Au-delà des patients, il note que « la psychanalyse semblait avoir tout envahi là-bas. Lorsque quelqu’un faisait un lapsus, il lui était immédiatement demandé de l’expliquer, et la franchise dont on faisait preuve à cette occasion était vraiment impressionnante. […] À l’époque de ma visite, ils semblaient tous persuadés que les mécanismes freudiens existaient chez chaque patient ». Mais aussi que l’inconscient du médecin intervient dans le traitement.

Bleuler participe à ce climat et en témoigne publiquement :

« Les médecins du Burghölzli, dit-il, ne se sont pas seulement interprété leurs rêves les uns les autres, nous avons fait attention pendant des années à tout signe complexuel qui était fourni : lapsus linguae, lapsus calami, écrire un mot au-dessus de la ligne, actes symboliques, fredonner des mélodies inconscientes, oublier, etc. De cette manière nous avons appris à nous connaître les uns les autres, nous avons acquis réciproquement une image homogène de notre caractère et de nos aspirations conscientes et inconscientes, et l’on fut assez honnête pour reconnaître les “interprétations” exactes comme telles[3]. »

Bleuler se prête au jeu mais il devra reconnaître qu’il éprouve de grandes difficultés, voire une impossibilité, à analyser ses propres rêves :

« Une autre fois, j’ai soumis mon rêve aux médecins assistants et à ma femme. On ne put avancer en ma présence. Je dus quitter la pièce un long moment et lorsque je revins, on avait interprété mon rêve, mais dans un sens qui ne pouvait correspondre à ma pensée : on y avait très clairement intégré les complexes de ma femme, qui avait pris la conduite de l’analyse en mon absence[4]. »

Karl Abraham relève que peu à peu les médecins « en vinrent à interdire à leurs femmes de raconter leurs rêves ».

Freud, le conquistador, cherche à conquérir la psychiatrie :

« Il n’y a rien, dans l’essence du travail psychiatrique, qui pourrait se dresser contre la recherche psychanalytique. Ce sont donc les psychiatres qui s’opposent à la psychanalyse, pas la psychiatrie[5]. »

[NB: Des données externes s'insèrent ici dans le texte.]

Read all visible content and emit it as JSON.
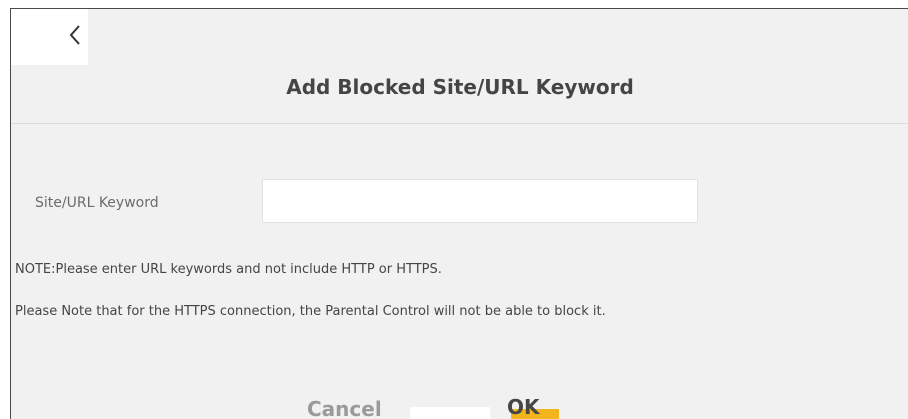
{
  "caption": "",
  "dialog": {
    "back_icon": "chevron-left-icon",
    "title": "Add Blocked Site/URL Keyword",
    "field_label": "Site/URL Keyword",
    "field_value": "",
    "note1": "NOTE:Please enter URL keywords and not include HTTP or HTTPS.",
    "note2": "Please Note that for the HTTPS connection, the Parental Control will not be able to block it.",
    "cancel_label": "Cancel",
    "ok_label": "OK"
  },
  "colors": {
    "dialog_bg": "#f1f1f1",
    "accent": "#f2b51d",
    "title": "#454545",
    "muted": "#9a9a9a"
  }
}
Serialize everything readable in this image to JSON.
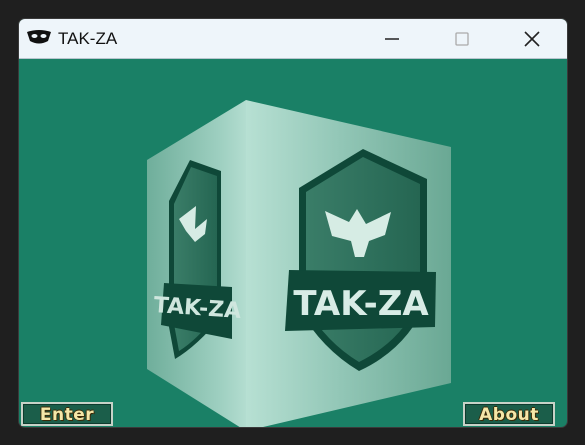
{
  "window": {
    "title": "TAK-ZA",
    "controls": [
      "minimize-icon",
      "maximize-icon",
      "close-icon"
    ]
  },
  "scene": {
    "cube_logo_text": "TAK-ZA",
    "colors": {
      "background": "#1a8066",
      "cube_light": "#a8d6c8",
      "cube_dark": "#5fa892",
      "shield": "#2b6b57",
      "shield_dark": "#0f4838",
      "text": "#d8ece6"
    }
  },
  "buttons": {
    "enter_label": "Enter",
    "about_label": "About"
  }
}
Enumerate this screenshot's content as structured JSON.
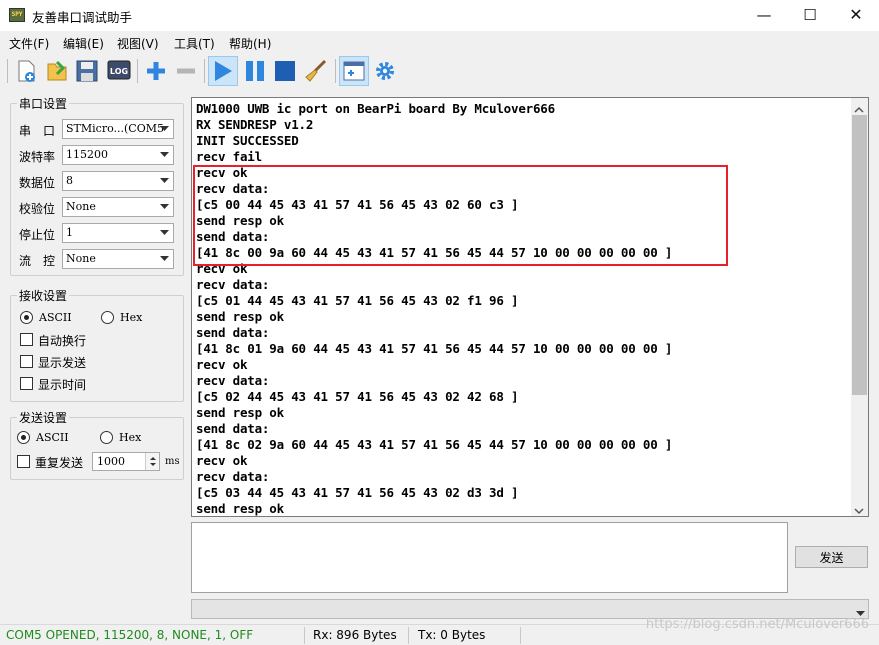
{
  "window": {
    "app_icon_text": "SPY",
    "title": "友善串口调试助手",
    "minimize": "—",
    "maximize": "☐",
    "close": "✕"
  },
  "menu": [
    "文件(F)",
    "编辑(E)",
    "视图(V)",
    "工具(T)",
    "帮助(H)"
  ],
  "toolbar": {
    "log_label": "LOG",
    "colors": {
      "blue": "#2e86de",
      "dark_blue": "#1e5fb4",
      "active_bg": "#cce4f7"
    }
  },
  "serial_settings": {
    "title": "串口设置",
    "rows": [
      {
        "label": "串　口",
        "value": "STMicro...(COM5"
      },
      {
        "label": "波特率",
        "value": "115200"
      },
      {
        "label": "数据位",
        "value": "8"
      },
      {
        "label": "校验位",
        "value": "None"
      },
      {
        "label": "停止位",
        "value": "1"
      },
      {
        "label": "流　控",
        "value": "None"
      }
    ]
  },
  "receive_settings": {
    "title": "接收设置",
    "ascii": "ASCII",
    "hex": "Hex",
    "selected": "ASCII",
    "auto_wrap": "自动换行",
    "show_send": "显示发送",
    "show_time": "显示时间"
  },
  "send_settings": {
    "title": "发送设置",
    "ascii": "ASCII",
    "hex": "Hex",
    "selected": "ASCII",
    "repeat": "重复发送",
    "interval": "1000",
    "unit": "ms"
  },
  "receive_lines": [
    "DW1000 UWB ic port on BearPi board By Mculover666",
    "RX SENDRESP v1.2",
    "INIT SUCCESSED",
    "recv fail",
    "recv ok",
    "recv data:",
    "[c5 00 44 45 43 41 57 41 56 45 43 02 60 c3 ]",
    "send resp ok",
    "send data:",
    "[41 8c 00 9a 60 44 45 43 41 57 41 56 45 44 57 10 00 00 00 00 00 ]",
    "recv ok",
    "recv data:",
    "[c5 01 44 45 43 41 57 41 56 45 43 02 f1 96 ]",
    "send resp ok",
    "send data:",
    "[41 8c 01 9a 60 44 45 43 41 57 41 56 45 44 57 10 00 00 00 00 00 ]",
    "recv ok",
    "recv data:",
    "[c5 02 44 45 43 41 57 41 56 45 43 02 42 68 ]",
    "send resp ok",
    "send data:",
    "[41 8c 02 9a 60 44 45 43 41 57 41 56 45 44 57 10 00 00 00 00 00 ]",
    "recv ok",
    "recv data:",
    "[c5 03 44 45 43 41 57 41 56 45 43 02 d3 3d ]",
    "send resp ok"
  ],
  "send_button": "发送",
  "status": {
    "port": "COM5 OPENED, 115200, 8, NONE, 1, OFF",
    "port_color": "#1e8b1e",
    "rx": "Rx: 896 Bytes",
    "tx": "Tx: 0 Bytes"
  },
  "watermark": "https://blog.csdn.net/Mculover666",
  "highlight_color": "#e8202a"
}
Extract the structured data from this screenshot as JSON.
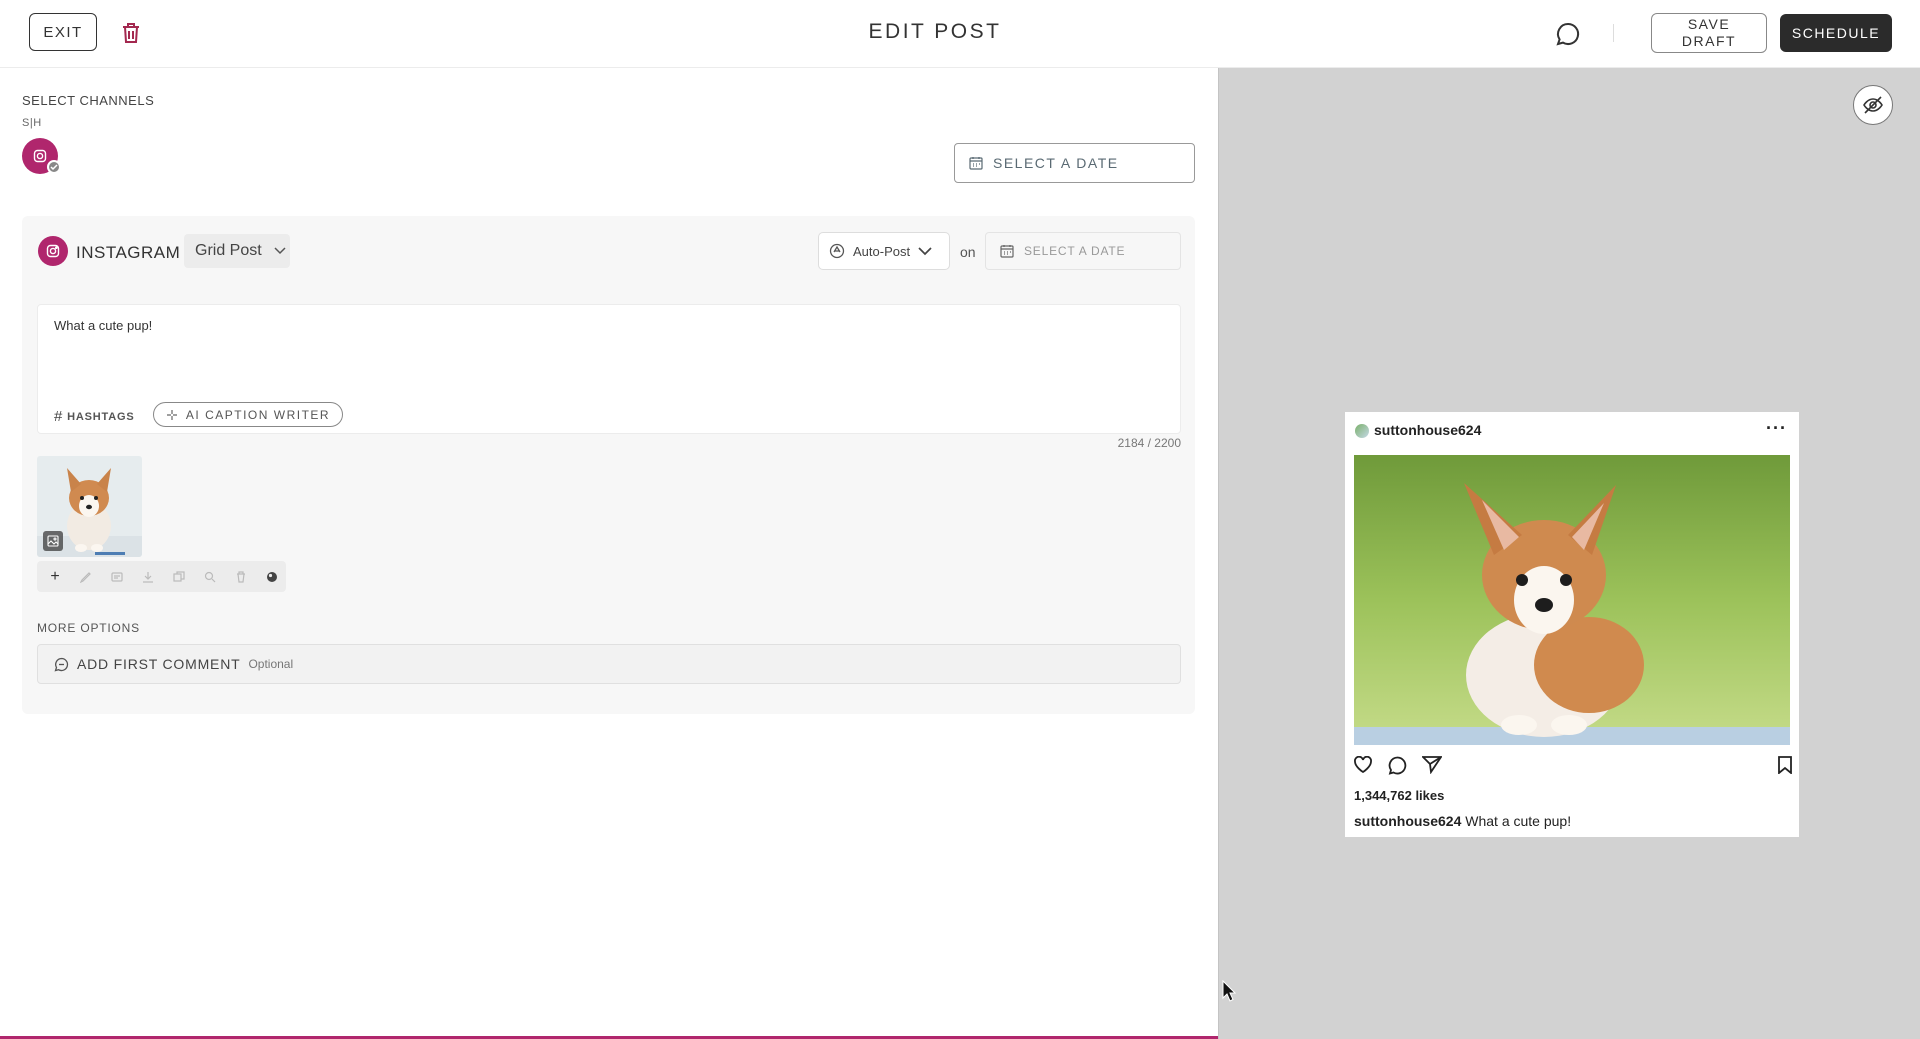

« De cette façon [grâce à Jung et Bleuler], dit-il dans son Court abrégé de psychanalyse (1924), la psychiatrie devint le premier terrain d’application de la psychanalyse et l’est même depuis lors restée. […] La conviction de l’unité et de la commune appartenance de tous les troubles qui se manifestent à nous comme phénomènes névrotiques et psychotiques s’impose, malgré toute la rébellion des psychiatres, avec de plus en plus de force. On commence à comprendre […] que seule l’étude psychanalytique des névroses peut offrir une préparation à une compréhension des psychoses, et que la psychanalyse est appelée à rendre possible une psychiatrie scientifique de l’avenir, qui n’aura plus à se contenter de la description de singuliers tableaux de périodes d’état, de celle de déroulements incompréhensibles, ni de la recherche de l’influence de traumas anatomiques et toxiques grossiers sur l’appareil psychique inaccessibles à notre connaissance ».[6]

Mais Freud est à Vienne et hors des milieux universitaires, c’est donc dans le groupe de Zurich et le Burghölzli qu’il met son espoir :

« Vous serez, dit-il à Jung, celui qui comme Josué, si je suis Moïse, prendra possession de la terre promise de la psychiatrie, que je ne peux qu’apercevoir de loin ». (F-J, p. 271).

Quant à Bleuler, « ne pouvant l’enrôler comme conquérant à cause de sa trop grande « hésitation », Freud voit en lui un excellent « ministre de la défense ».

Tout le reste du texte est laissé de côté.